True to form, he remained silent. She repeated the question.

Defeated, he looked at her. "I have no right to expect anything from you," he said quietly.

The grip on his arm tightened. "But you do! You have the right to expect everything," she said. "Please, Severus. How can we ever be happy if you never tell me how you feel?"

He paused.

This is how I feel, he thought. I always feel, every day, that you are keeping me here on sufferance. That you're waiting for something better to come along, and that is why things are happening as they are. What I feel for you is love, and to me it's everything. To you it's a weekly owl and an occasional floo. But how can I even ask you for anything more than that?

He looked at the clean lines of her face. He thought of the last time that he had been by, and the last, and the last. She never seemed to have the time. He thought of a future with her constantly rushing off and interrupting meals, maybe even interrupting a marriage proposal. He thought of her being called to emergencies, and thought of all the time that she would be wasting with him. He had never felt so old. It felt like he had already lived what of his life there was, while she was just beginning.

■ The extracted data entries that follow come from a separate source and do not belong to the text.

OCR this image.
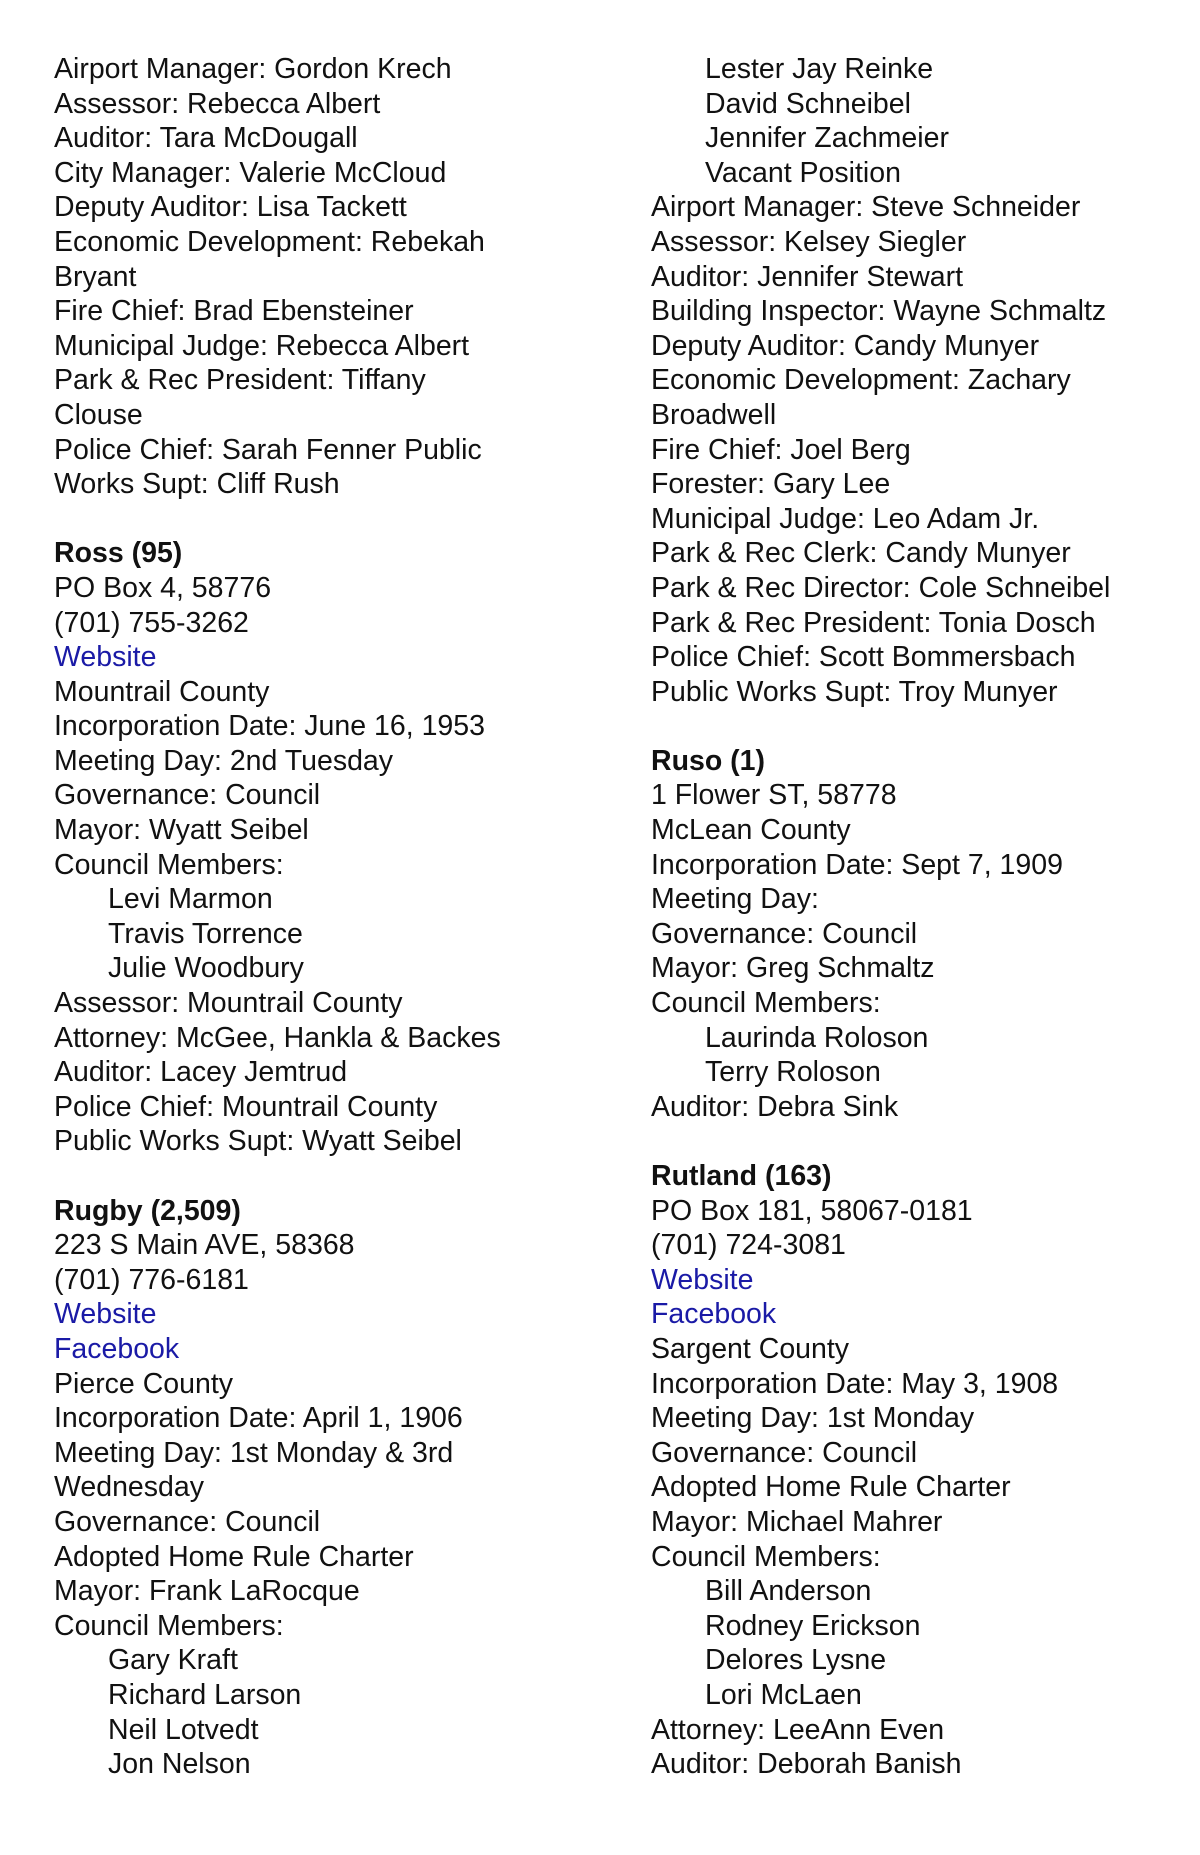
Airport Manager: Gordon Krech
Assessor: Rebecca Albert
Auditor: Tara McDougall
City Manager: Valerie McCloud
Deputy Auditor: Lisa Tackett
Economic Development: Rebekah
Bryant
Fire Chief: Brad Ebensteiner
Municipal Judge: Rebecca Albert
Park & Rec President: Tiffany
Clouse
Police Chief: Sarah Fenner Public
Works Supt: Cliff Rush
Ross (95)
PO Box 4, 58776
(701) 755-3262
Website
Mountrail County
Incorporation Date: June 16, 1953
Meeting Day: 2nd Tuesday
Governance: Council
Mayor: Wyatt Seibel
Council Members:
Levi Marmon
Travis Torrence
Julie Woodbury
Assessor: Mountrail County
Attorney: McGee, Hankla & Backes
Auditor: Lacey Jemtrud
Police Chief: Mountrail County
Public Works Supt: Wyatt Seibel
Rugby (2,509)
223 S Main AVE, 58368
(701) 776-6181
Website
Facebook
Pierce County
Incorporation Date: April 1, 1906
Meeting Day: 1st Monday & 3rd
Wednesday
Governance: Council
Adopted Home Rule Charter
Mayor: Frank LaRocque
Council Members:
Gary Kraft
Richard Larson
Neil Lotvedt
Jon Nelson
Lester Jay Reinke
David Schneibel
Jennifer Zachmeier
Vacant Position
Airport Manager: Steve Schneider
Assessor: Kelsey Siegler
Auditor: Jennifer Stewart
Building Inspector: Wayne Schmaltz
Deputy Auditor: Candy Munyer
Economic Development: Zachary
Broadwell
Fire Chief: Joel Berg
Forester: Gary Lee
Municipal Judge: Leo Adam Jr.
Park & Rec Clerk: Candy Munyer
Park & Rec Director: Cole Schneibel
Park & Rec President: Tonia Dosch
Police Chief: Scott Bommersbach
Public Works Supt: Troy Munyer
Ruso (1)
1 Flower ST, 58778
McLean County
Incorporation Date: Sept 7, 1909
Meeting Day:
Governance: Council
Mayor: Greg Schmaltz
Council Members:
Laurinda Roloson
Terry Roloson
Auditor: Debra Sink
Rutland (163)
PO Box 181, 58067-0181
(701) 724-3081
Website
Facebook
Sargent County
Incorporation Date: May 3, 1908
Meeting Day: 1st Monday
Governance: Council
Adopted Home Rule Charter
Mayor: Michael Mahrer
Council Members:
Bill Anderson
Rodney Erickson
Delores Lysne
Lori McLaen
Attorney: LeeAnn Even
Auditor: Deborah Banish
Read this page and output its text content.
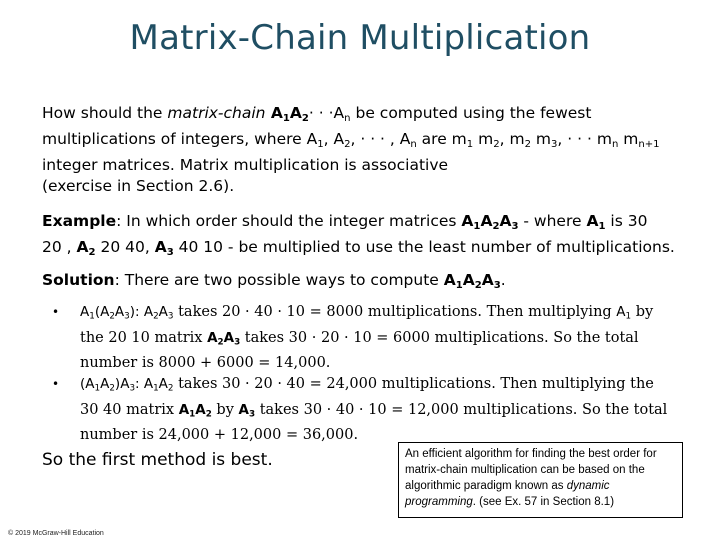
Matrix-Chain Multiplication
How should the matrix-chain $A_1A_2\cdot \cdot \cdot A_n$ be computed using the fewest
multiplications of integers, where $A_1$, $A_2$, · · · , $A_n$ are $m_1$ $m_2$, $m_2$ $m_3$, · · · $m_n$ $m_{n+1}$
integer matrices. Matrix multiplication is associative
(exercise in Section 2.6).
Example: In which order should the integer matrices $A_1A_2A_3$ - where $A_1$ is 30
20 , $A_2$ 20 40, $A_3$ 40 10 - be multiplied to use the least number of multiplications.
Solution: There are two possible ways to compute $A_1A_2A_3$.
• $A_1(A_2A_3)$: $A_2A_3$ takes 20 · 40 · 10 = 8000 multiplications. Then multiplying $A_1$ by
the 20 10 matrix $A_2A_3$ takes 30 · 20 · 10 = 6000 multiplications. So the total
number is 8000 + 6000 = 14,000.
• $(A_1A_2)A_3$: $A_1A_2$ takes 30 · 20 · 40 = 24,000 multiplications. Then multiplying the
30 40 matrix $A_1A_2$ by $A_3$ takes 30 · 40 · 10 = 12,000 multiplications. So the total
number is 24,000 + 12,000 = 36,000.
So the first method is best.	An efficient algorithm for finding the best order for matrix-chain multiplication can be based on the algorithmic paradigm known as dynamic programming. (see Ex. 57 in Section 8.1)
© 2019 McGraw-Hill Education
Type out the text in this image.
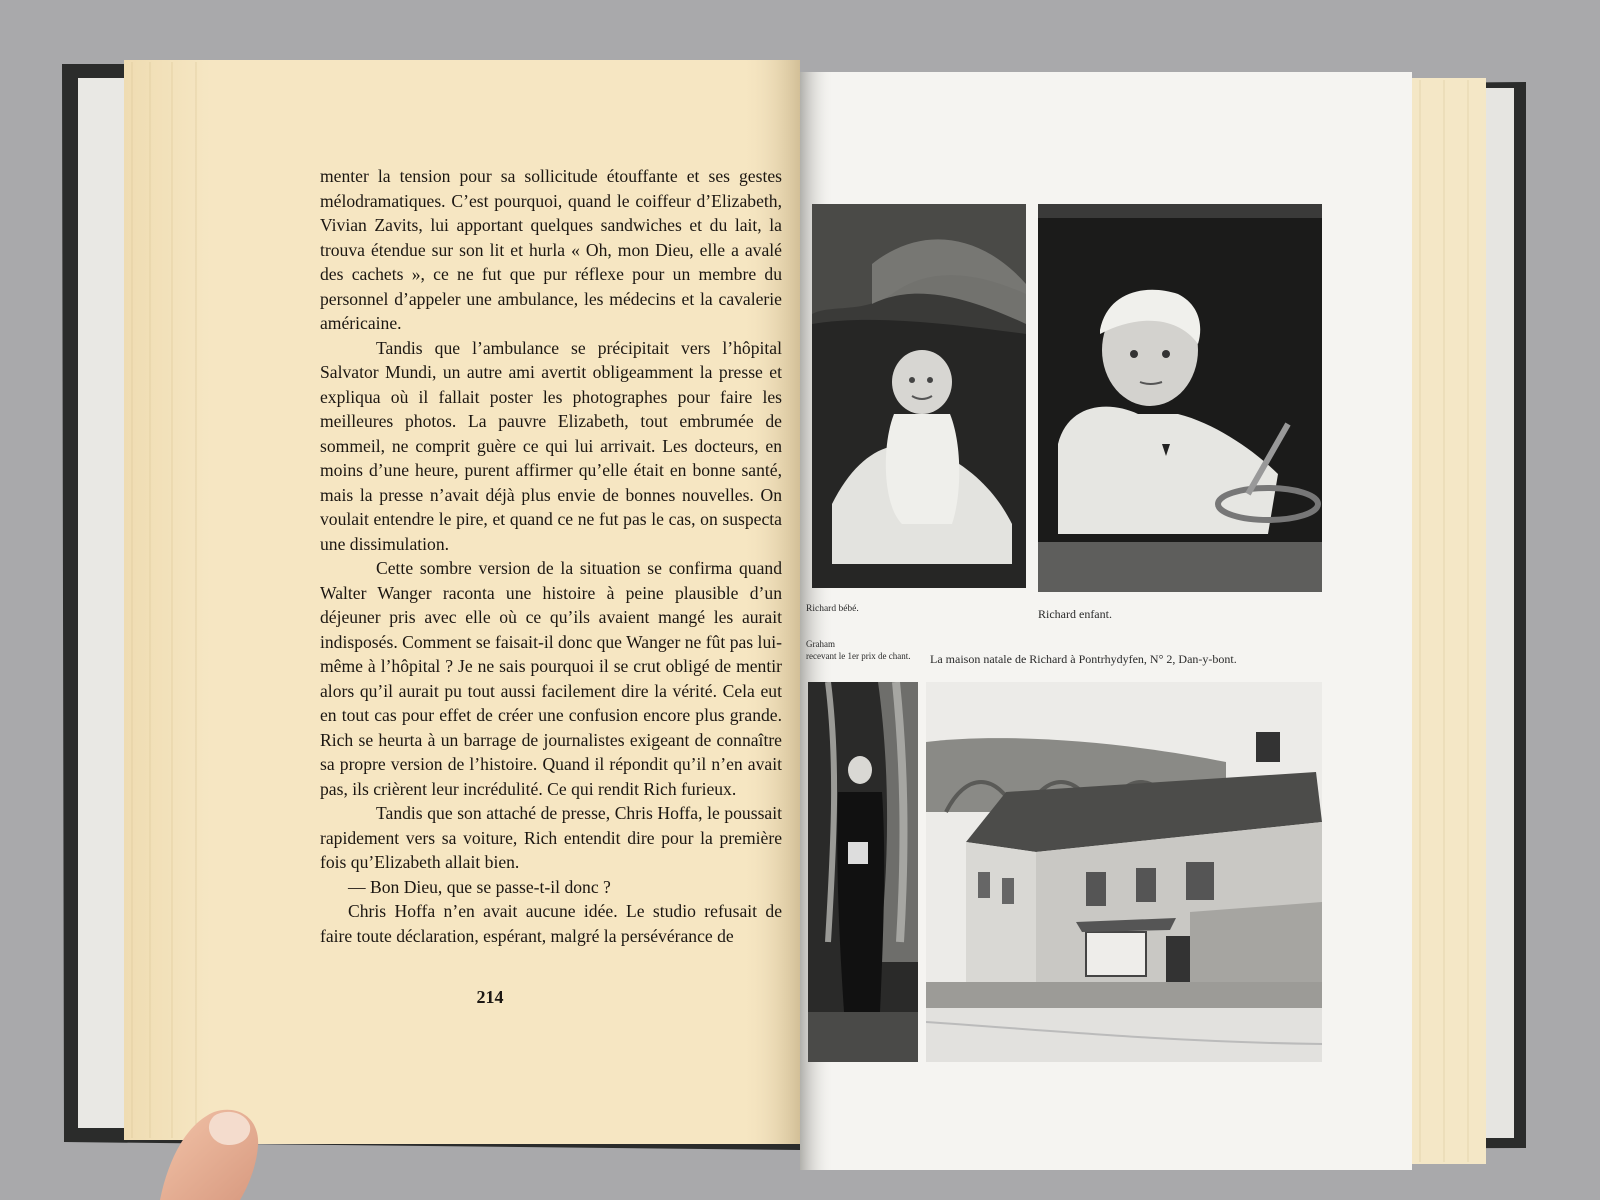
menter la tension pour sa sollicitude étouffante et ses gestes mélodramatiques. C’est pourquoi, quand le coiffeur d’Elizabeth, Vivian Zavits, lui apportant quelques sandwiches et du lait, la trouva étendue sur son lit et hurla « Oh, mon Dieu, elle a avalé des cachets », ce ne fut que pur réflexe pour un membre du personnel d’appeler une ambulance, les médecins et la cavalerie américaine.

Tandis que l’ambulance se précipitait vers l’hôpital Salvator Mundi, un autre ami avertit obligeamment la presse et expliqua où il fallait poster les photographes pour faire les meilleures photos. La pauvre Elizabeth, tout embrumée de sommeil, ne comprit guère ce qui lui arrivait. Les docteurs, en moins d’une heure, purent affirmer qu’elle était en bonne santé, mais la presse n’avait déjà plus envie de bonnes nouvelles. On voulait entendre le pire, et quand ce ne fut pas le cas, on suspecta une dissimulation.

Cette sombre version de la situation se confirma quand Walter Wanger raconta une histoire à peine plausible d’un déjeuner pris avec elle où ce qu’ils avaient mangé les aurait indisposés. Comment se faisait-il donc que Wanger ne fût pas lui-même à l’hôpital ? Je ne sais pourquoi il se crut obligé de mentir alors qu’il aurait pu tout aussi facilement dire la vérité. Cela eut en tout cas pour effet de créer une confusion encore plus grande. Rich se heurta à un barrage de journalistes exigeant de connaître sa propre version de l’histoire. Quand il répondit qu’il n’en avait pas, ils crièrent leur incrédulité. Ce qui rendit Rich furieux.

Tandis que son attaché de presse, Chris Hoffa, le poussait rapidement vers sa voiture, Rich entendit dire pour la première fois qu’Elizabeth allait bien.

— Bon Dieu, que se passe-t-il donc ?

Chris Hoffa n’en avait aucune idée. Le studio refusait de faire toute déclaration, espérant, malgré la persévérance de

214
Richard bébé.	Richard enfant.
Graham
recevant le 1er prix de chant. La maison natale de Richard à Pontrhydyfen, N° 2, Dan-y-bont.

"I'm really fine," he said. "I just wanted to see you for a moment. And make sure you were all right. Now I see that you are." He walked her to the front door of her building, tucked her hair behind her ear, and leaned in to kiss her. His favorite moment was when her eyes fluttered closed, and he could close his eyes too. Every time he kissed her was different. There was always the dizzying feeling that she was near—the unreality that he was really with her. He thought that it would ease that insistent ache, somewhere under his heart, but it didn't; if anything, it grew worse, and spread.

When she opened her eyes, he was gone.

- - -

It was Friday. Most of the time he had an aversion to actually working in the office that had been given to him, but tonight he sat there, amid the preserved specimens and his students' unpromising attempts at potions-making. He did not want to sit in his expansive sitting room, not when it felt too big and too empty, too devoid of life. It was Friday, and he should have agreed to go with Pomona and Filius to the new pub on High Street to celebrate the publication of Filius' most recent research. However, when they asked, he felt that he might not be very good company.

For an hour so, there was peace, of a sort. He had never found the tedious professorial work of grading essays particularly enjoyable, but it was familiar, and easy. He had been doing it for more than two decades. Before she came into his life this was what he did on Friday nights, and there was no reason that things should have been any different. Occasionally glancing up at the clock on his wall, he was satisfied that the minutes were ticking past. He was passing the time. It was not too long before he could reasonably nurse a night-cap and go to bed, and consider Friday night over.

He was not exactly relearning how to be alone. He had never had to unlearn it in the first place.

Though the pile of essays was considerably smaller by the time he stood and stretched his back, he was chagrined to realize that he was genuinely tired. Reminders of his age didn't please him, and he scowled.

It was not a very good expression for Hermione to have caught on his face when she opened his office door without knocking.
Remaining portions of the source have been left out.